We have many Type A personalities in the group, and making backup plans can almost be therapeutic for us. Especially in an environment where we rely heavily on tech.

Tip: Have a Plan A through D. You’ll probably need them the first few weeks of school. But don’t be afraid to deviate from your plans.

The virtual-learning environment is allowing us to see our children interact with others. We are watching and learning how they communicate with their friends and teachers.

One kindergartner was too shy on the first day of school to participate. Her mom shared, “It was good for me to see how she interacts so that I can think of ways to better support her.”

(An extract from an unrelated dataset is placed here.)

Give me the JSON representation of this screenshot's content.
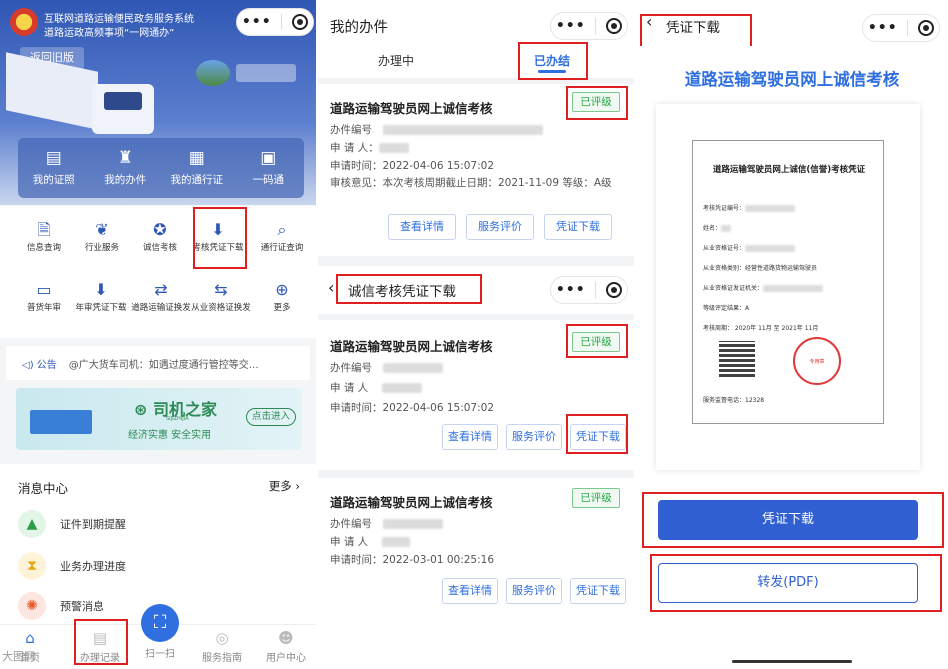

Lunch and recess have also provided us with some challenges. How do we juggle their free time with our meetings?

Tip: Pack lunchboxes and snacks the night before. One set for you and one for your child. That way, you won’t have to worry about what to feed your child during the day.

One of our moms has been “quaranteaming” with a few neighbors. Together, they have created “extracurricular” activities for the children, and they have shared responsibilities. The effort has helped address kids’ lack of social interaction.

Tip: Set up a Thursday game night, a Tuesday get-out-and-move night, and a Sunday science day even if you don’t have a quaranteam. Fun schedules like these help kids learn and grow.

We are all learning as we go and facing new struggles— just like every other parent out there. But it’s the sense of community that keeps us moving forward. Mom Talk is good for the soul.